The helicopter ticked closer, searchlights whirling. Lazily, Constantine tested the sights. He leaned back, taking a long, calculated look at the helicopter hovering overhead. Fuck. He’d gone out of his mind.
“I have to go stop him,” Jack said.
“Oh, my God. If he shoots that helicopter, anything could happen. You could all go up in flames!” Rose’s eyes were wide and frightened in the darkness. Frightened for others, maybe even afraid for him.
Why couldn’t she just be afraid for herself? “And if you go to the Threshold,” Jack said, “you could be tortured and bled.”

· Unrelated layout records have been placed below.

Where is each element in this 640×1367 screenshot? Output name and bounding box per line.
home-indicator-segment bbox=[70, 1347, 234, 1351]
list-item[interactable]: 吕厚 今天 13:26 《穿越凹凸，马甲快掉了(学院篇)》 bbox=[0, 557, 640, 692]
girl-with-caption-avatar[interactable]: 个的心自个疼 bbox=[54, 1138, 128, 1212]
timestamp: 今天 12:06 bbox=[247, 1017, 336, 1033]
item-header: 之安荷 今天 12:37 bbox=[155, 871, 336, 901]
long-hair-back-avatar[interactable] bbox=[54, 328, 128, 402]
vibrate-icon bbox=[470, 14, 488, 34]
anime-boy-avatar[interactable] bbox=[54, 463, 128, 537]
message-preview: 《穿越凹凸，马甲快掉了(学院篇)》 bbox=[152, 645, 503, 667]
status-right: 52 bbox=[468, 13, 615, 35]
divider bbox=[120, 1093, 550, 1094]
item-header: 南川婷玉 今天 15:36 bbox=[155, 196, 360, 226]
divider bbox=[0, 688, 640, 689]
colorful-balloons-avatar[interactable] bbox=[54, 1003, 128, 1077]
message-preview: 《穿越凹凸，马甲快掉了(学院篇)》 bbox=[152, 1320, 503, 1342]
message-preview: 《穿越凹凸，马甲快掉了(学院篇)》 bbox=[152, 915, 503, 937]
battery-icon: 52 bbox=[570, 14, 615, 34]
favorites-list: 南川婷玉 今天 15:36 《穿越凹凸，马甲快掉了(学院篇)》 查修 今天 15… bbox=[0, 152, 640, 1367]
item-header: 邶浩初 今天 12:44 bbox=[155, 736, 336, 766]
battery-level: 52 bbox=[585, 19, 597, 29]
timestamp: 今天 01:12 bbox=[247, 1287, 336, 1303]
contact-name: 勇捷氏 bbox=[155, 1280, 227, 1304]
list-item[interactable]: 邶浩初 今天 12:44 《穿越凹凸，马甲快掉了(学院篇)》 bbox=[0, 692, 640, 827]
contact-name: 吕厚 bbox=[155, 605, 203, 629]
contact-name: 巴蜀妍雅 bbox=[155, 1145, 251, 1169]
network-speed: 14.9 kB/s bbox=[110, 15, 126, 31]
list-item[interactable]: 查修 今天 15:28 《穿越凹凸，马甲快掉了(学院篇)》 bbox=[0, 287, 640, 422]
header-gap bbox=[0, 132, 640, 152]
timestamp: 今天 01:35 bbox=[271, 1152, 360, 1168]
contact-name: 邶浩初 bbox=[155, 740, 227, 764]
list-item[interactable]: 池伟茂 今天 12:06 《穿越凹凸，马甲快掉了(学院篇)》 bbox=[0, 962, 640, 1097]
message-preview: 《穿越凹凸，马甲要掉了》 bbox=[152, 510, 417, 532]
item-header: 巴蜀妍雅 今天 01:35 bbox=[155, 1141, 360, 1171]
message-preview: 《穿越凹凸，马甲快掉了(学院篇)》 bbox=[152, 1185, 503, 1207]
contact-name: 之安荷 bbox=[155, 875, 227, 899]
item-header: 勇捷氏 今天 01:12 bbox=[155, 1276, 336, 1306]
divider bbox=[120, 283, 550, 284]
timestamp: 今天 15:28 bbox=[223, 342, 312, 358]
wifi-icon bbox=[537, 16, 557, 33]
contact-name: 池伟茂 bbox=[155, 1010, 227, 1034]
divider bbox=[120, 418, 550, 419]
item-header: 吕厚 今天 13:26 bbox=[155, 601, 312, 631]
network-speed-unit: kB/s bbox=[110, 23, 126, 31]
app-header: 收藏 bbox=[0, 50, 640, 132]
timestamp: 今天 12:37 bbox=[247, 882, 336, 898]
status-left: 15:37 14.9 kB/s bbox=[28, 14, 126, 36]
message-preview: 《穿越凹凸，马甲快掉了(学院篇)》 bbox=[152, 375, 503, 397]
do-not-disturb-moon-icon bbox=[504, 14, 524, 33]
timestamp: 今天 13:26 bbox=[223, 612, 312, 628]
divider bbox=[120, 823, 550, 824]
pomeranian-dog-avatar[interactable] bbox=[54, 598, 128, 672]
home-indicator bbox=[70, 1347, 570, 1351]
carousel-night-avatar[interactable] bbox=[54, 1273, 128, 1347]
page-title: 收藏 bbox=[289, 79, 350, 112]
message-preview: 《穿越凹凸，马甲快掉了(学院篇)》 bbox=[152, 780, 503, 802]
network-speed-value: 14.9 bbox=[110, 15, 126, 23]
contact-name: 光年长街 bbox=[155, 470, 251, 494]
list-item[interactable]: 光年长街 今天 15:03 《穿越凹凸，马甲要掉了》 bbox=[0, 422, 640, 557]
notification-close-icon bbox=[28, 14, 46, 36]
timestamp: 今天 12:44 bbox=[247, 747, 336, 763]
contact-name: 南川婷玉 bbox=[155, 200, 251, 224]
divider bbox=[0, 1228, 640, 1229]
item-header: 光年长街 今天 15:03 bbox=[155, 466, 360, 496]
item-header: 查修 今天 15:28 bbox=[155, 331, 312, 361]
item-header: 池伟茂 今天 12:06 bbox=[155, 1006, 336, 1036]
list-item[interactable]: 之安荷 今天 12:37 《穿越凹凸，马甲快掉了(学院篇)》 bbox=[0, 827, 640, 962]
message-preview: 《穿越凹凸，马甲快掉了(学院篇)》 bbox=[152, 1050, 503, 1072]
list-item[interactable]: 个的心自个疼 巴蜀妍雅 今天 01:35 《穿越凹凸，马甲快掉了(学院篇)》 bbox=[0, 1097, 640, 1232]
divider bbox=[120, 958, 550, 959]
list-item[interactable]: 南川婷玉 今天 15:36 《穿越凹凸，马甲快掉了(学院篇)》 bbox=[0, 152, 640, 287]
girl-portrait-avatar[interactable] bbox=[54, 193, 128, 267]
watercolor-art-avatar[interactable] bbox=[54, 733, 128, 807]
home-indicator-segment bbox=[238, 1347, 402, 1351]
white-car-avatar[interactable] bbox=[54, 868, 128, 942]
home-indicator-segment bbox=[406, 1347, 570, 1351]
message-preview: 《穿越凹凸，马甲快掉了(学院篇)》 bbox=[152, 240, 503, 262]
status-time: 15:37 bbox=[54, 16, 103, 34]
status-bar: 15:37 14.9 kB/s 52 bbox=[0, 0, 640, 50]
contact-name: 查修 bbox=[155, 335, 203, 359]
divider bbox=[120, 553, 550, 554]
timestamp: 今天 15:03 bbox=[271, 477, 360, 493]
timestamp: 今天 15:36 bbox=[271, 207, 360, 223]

“I have to go,” Rose said. “And so do you.” She flung her arms around him, clinging tight. “I love you, Jack, but it doesn’t matter that you don’t love me. Just come through this safely.
Please.”
She loved him?
She released her hold and made as if to turn away, but he took her face between his hands and kissed her hard. “Of course I love you. Just be careful, damn it. Stay away from the front part of the club, because there’s where Titania will be. Her idea of a party is a huge crowd fawning all over her. She has no reason to go anywhere near that office at the back. Get Juma out and take her to Violet’s. I’ll take care of Dufray and then go rescue Miles.”